The first article of the serie Trading misconceptions analyzed a technique very popular within the trader’s community. The technique discussed in this article is even more popular, in fact, it is considered as one of the mainstays of a successful system. If were asked to summarize this technique in a single sentence, I would say: “Always keep a bullet in the chamber”. It is especially found when trades do not progress as expected, adding more positions as the price moves against our interests. In my opinion, the three key factors responsible for applying this technique are:
- Lack of stop loss
- Lack of a well defined signals
- Vague knowledge about money management
At least one of these factors, if not all, are present when a trader defends this technique. I could also point out another factor which has to do with the pyschological aspect (as many things in trading!), but it actually is a consequence of the first one: the reluctance to accept losses. The trader’s mind joins new positions with the previous losser opened trades, in such a way that average price is closer to the current price. If the price later reaches this average, they feel comfortable closing all of them because they think of them as a single trade, and therefore they are not lossing.
The metric par excellence when presenting the performance of a system is cumulative profitability over the sampled data. Indeed, it should be the starting point when analyzing the validity of a strategy, but we must be careful of what conclusions we draw from it. Have a look at the graph below this lines. Which one would you choose? Probably the most repeated answer would be: “the blue one”. It reaches the largest cumulative profitabilty by far, and the curve shape looks like the other alternatives (i.e. similar variance), so it is tempting to choose it if we do not know what this metric really means and which implications may have some others factors regarding the actual performance. Let me give you some additional information…
The underlying strategy is the same in the three alternatives: Same signals, same stop loss and the take profit, and same time frame. What is the difference then? Due to the fact that trades in this strategy are independent events (i.e. neither a short trade closes a previous long nor viceversa, and new trades do not modify any previous trade parameter), multiple trades coexist (3.1±3.8). All three alternatives graphed have limited the number of coexisting trades. This restriction has the effect of discarding trades, whose outcome is known to be positive if the sample is big enough. Hence, the higher the restriction the lower the cumulative profitability.
Now the question is: how does this metric translates into the actual performance? Here is where reciprocal interactions between strategy and MM come into play.
Once we have validated our strategy through the previous simulation, it is time to analyze its behaviour regarding the MM parameters. This step is as crucial as having a good strategy; a carefully adjusted MM can strongly improve its performance. I compared the actual profit of the same strategy on a yearly basis limiting the spreading degree. The results are normalized to the best choice, that is no spreading, so values under 1.0 are not desirable.
The MM analyzed has the following features:
- Maximum leverage: ∼6.0
- Exposure dynamically adjusted with a trade-by-trade granularity
- Profit cashout on a yearly basis
- Longs and shorts compensate for the net exposure
Look at the table underneath; just one degree of spreading – shooting and keeping one bullet on the chamber – reduces the average yearly profit by a 61.8% (does this ratio sound familiar to you?), and the more we spread trades out the more the profit is reduced.
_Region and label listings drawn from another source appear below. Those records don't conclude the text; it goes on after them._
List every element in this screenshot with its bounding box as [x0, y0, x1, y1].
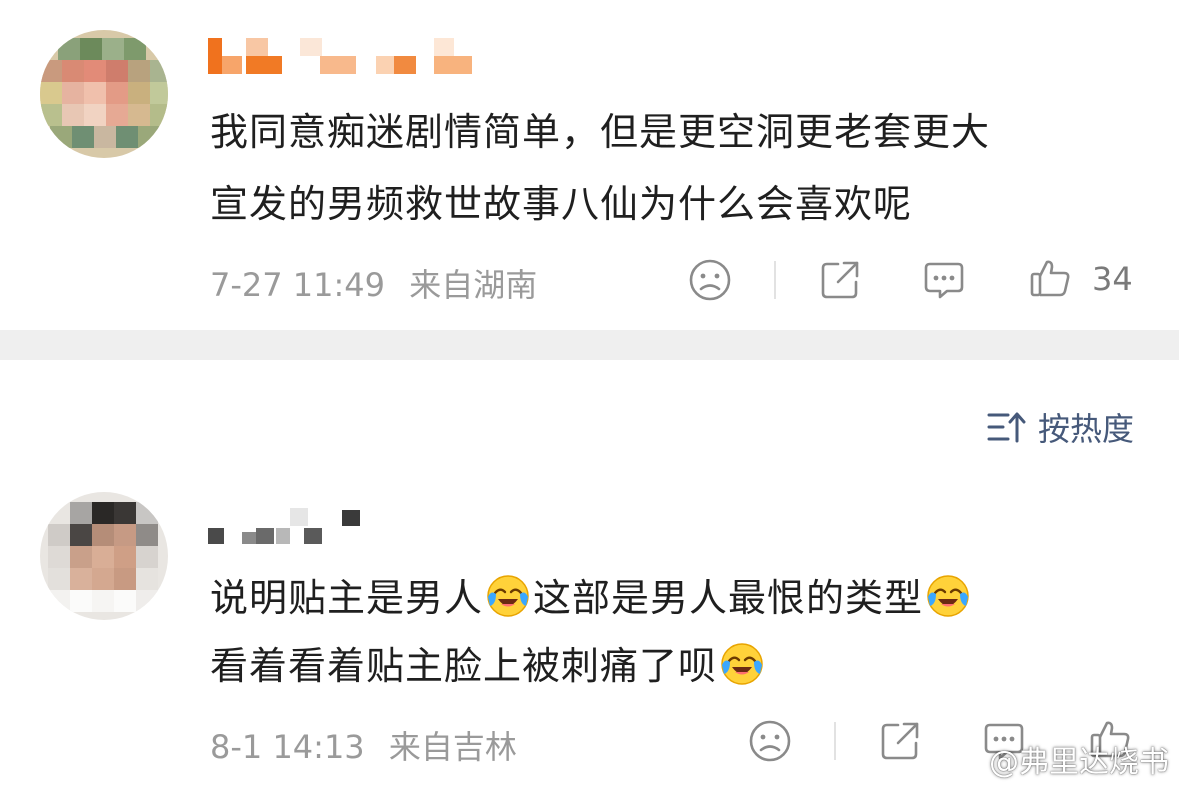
comment-item: 说明贴主是男人 这部是男人最恨的类型 看着看着贴主脸上被刺痛了呗 8-1 14:… [0, 0, 1179, 766]
laugh-cry-emoji-icon [487, 575, 529, 617]
comment-text-line: 看着看着贴主脸上被刺痛了呗 [210, 634, 973, 698]
share-icon[interactable] [878, 719, 922, 763]
sort-label: 按热度 [1037, 410, 1134, 448]
sad-face-icon[interactable] [748, 719, 792, 763]
section-separator [0, 330, 1179, 360]
comment-location: 来自吉林 [388, 728, 517, 766]
comment-text-segment: 这部是男人最恨的类型 [533, 576, 924, 620]
comment-text-line: 说明贴主是男人 这部是男人最恨的类型 [210, 566, 973, 630]
watermark: @弗里达烧书 [947, 737, 1169, 781]
laugh-cry-emoji-icon [927, 575, 969, 617]
comment-text: 说明贴主是男人 这部是男人最恨的类型 看着看着贴主脸上被刺痛了呗 [210, 566, 973, 698]
comment-text-segment: 看着看着贴主脸上被刺痛了呗 [210, 644, 718, 688]
avatar[interactable] [40, 492, 168, 620]
action-divider [834, 722, 836, 760]
username-blurred[interactable] [208, 508, 368, 548]
watermark-text: @弗里达烧书 [989, 745, 1169, 780]
laugh-cry-emoji-icon [721, 643, 763, 685]
comment-text-segment: 说明贴主是男人 [210, 576, 484, 620]
sort-icon [987, 412, 1026, 443]
sort-by-hot-button[interactable]: 按热度 [986, 402, 1134, 452]
comment-meta: 8-1 14:13 来自吉林 [210, 722, 517, 768]
comment-time: 8-1 14:13 [210, 728, 365, 766]
weibo-logo-icon [947, 746, 982, 774]
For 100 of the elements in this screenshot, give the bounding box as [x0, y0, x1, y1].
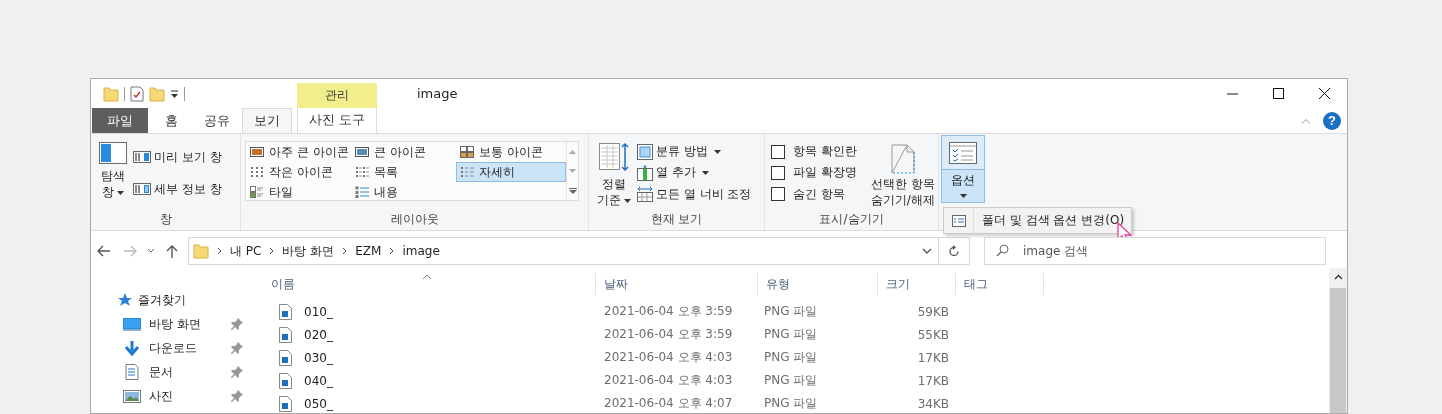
- sort-table-icon: [599, 142, 629, 172]
- close-icon: [1318, 88, 1330, 99]
- more-icon: [568, 188, 577, 195]
- sort-button[interactable]: 정렬 기준: [593, 139, 635, 211]
- ribbon-button[interactable]: 모든 열 너비 조정: [635, 184, 754, 204]
- ribbon-tab[interactable]: 공유: [194, 108, 240, 133]
- ribbon-tab[interactable]: 보기: [242, 108, 292, 133]
- ribbon-tab[interactable]: 홈: [148, 108, 194, 133]
- preview-pane-button[interactable]: 미리 보기 창: [131, 147, 224, 167]
- layout-option[interactable]: 큰 아이콘: [351, 142, 456, 162]
- help-button[interactable]: ?: [1323, 111, 1341, 130]
- breadcrumb[interactable]: 바탕 화면: [282, 242, 335, 260]
- checkbox-option[interactable]: 숨긴 항목: [769, 184, 859, 204]
- search-field[interactable]: image 검색: [984, 237, 1326, 265]
- image-file-icon: [279, 349, 292, 366]
- address-bar[interactable]: 내 PC 바탕 화면 EZM image: [188, 237, 939, 265]
- table-cell-text: 55KB: [916, 327, 950, 342]
- ribbon-tab[interactable]: 파일: [92, 108, 148, 133]
- column-header[interactable]: 이름: [259, 273, 596, 295]
- table-cell-text: 2021-06-04 오후 4:07: [603, 395, 734, 412]
- table-cell-text: 17KB: [916, 350, 950, 365]
- details-icon: [460, 166, 474, 178]
- breadcrumb[interactable]: EZM: [355, 244, 382, 258]
- file-name[interactable]: 020_: [296, 327, 333, 342]
- document-icon: [123, 364, 141, 380]
- pictures-icon: [123, 388, 141, 404]
- chevron-right-icon: [217, 247, 222, 255]
- checkbox-option[interactable]: 항목 확인란: [769, 142, 859, 162]
- context-tab-label[interactable]: 관리: [297, 83, 377, 108]
- ribbon-button[interactable]: 분류 방법: [635, 142, 754, 162]
- scroll-up-icon: [1333, 274, 1343, 280]
- ribbon-button[interactable]: 열 추가: [635, 163, 754, 183]
- group-label: 표시/숨기기: [818, 211, 885, 228]
- column-header[interactable]: 유형: [758, 273, 878, 295]
- table-cell-text: 59KB: [916, 304, 950, 319]
- folder-icon: [103, 85, 119, 102]
- group-label: 레이아웃: [389, 211, 440, 228]
- group-label: 현재 보기: [649, 211, 704, 228]
- table-cell-text: 17KB: [916, 373, 950, 388]
- table-cell-text: 34KB: [916, 396, 950, 411]
- nav-item[interactable]: 사진: [91, 384, 251, 408]
- forward-arrow-icon: [122, 244, 138, 258]
- nav-item[interactable]: 즐겨찾기: [91, 288, 192, 312]
- details-pane-button[interactable]: 세부 정보 창: [131, 179, 224, 199]
- file-name[interactable]: 050_: [296, 396, 333, 411]
- picture-icon: [355, 146, 369, 158]
- nav-item[interactable]: 문서: [91, 360, 251, 384]
- table-cell-text: PNG 파일: [763, 395, 819, 412]
- list-icon: [355, 166, 369, 178]
- nav-item-label: 문서: [149, 363, 174, 381]
- breadcrumb[interactable]: 내 PC: [230, 242, 262, 260]
- layout-option[interactable]: 타일: [246, 182, 351, 202]
- breadcrumb[interactable]: image: [402, 244, 440, 258]
- column-header[interactable]: 날짜: [596, 273, 758, 295]
- window-title: image: [417, 85, 458, 103]
- sort-caret-icon: [422, 274, 432, 280]
- small-icons-icon: [250, 166, 264, 178]
- scrollbar[interactable]: [1329, 268, 1347, 413]
- maximize-icon: [1272, 88, 1284, 99]
- table-cell-text: PNG 파일: [763, 372, 819, 389]
- nav-item[interactable]: 바탕 화면: [91, 312, 251, 336]
- table-cell-text: 2021-06-04 오후 4:03: [603, 349, 734, 366]
- nav-item[interactable]: 다운로드: [91, 336, 251, 360]
- picture-icon: [250, 146, 264, 158]
- table-cell-text: PNG 파일: [763, 326, 819, 343]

I’d like to highlight the rightmost column, which measures the effective leverage by weightening time in market, because it is the key metric which explains the results: The higher the spread degree the lower the effective leverage.
Dealing with big swings
The analysis presented so far revealed the big opportunity cost of spreading out trades. However, it also has a remarkable effect on the account variance, to the extent of not being feasible for certain trader’s profiles. The chart shows how drawdowns distribution vary according to the maximum number of coexisting trades. The most profitable choice entails drawdowns of 33.2%±10.9% with a peak of 62.7%. Allowing up to two coexisting trades reduces the average size of swings by ∼23% (25.2%±10.9%; 62.7%). Finally, if we allow our system to mantain up to 3 coexisting trades, drawdowns are reduced by ∼38% (20.6%±5.9%; 33.3%).
Are all traders ready to bear such big swings? Obviously not. Drawdowns as large as 60% are incompatible with risk aversion threshold of many traders; they will likely end giving up using their systems when facing such variance. This underscores how critical is to carefully make this kind of calculations in order to know what can we expect, and therefore being able to distinguish what’s normal behaviour from what is not. For those traders who can not sleep peacefully with big swings I suggest to choose more stable setups at the expense of sacrificing performance.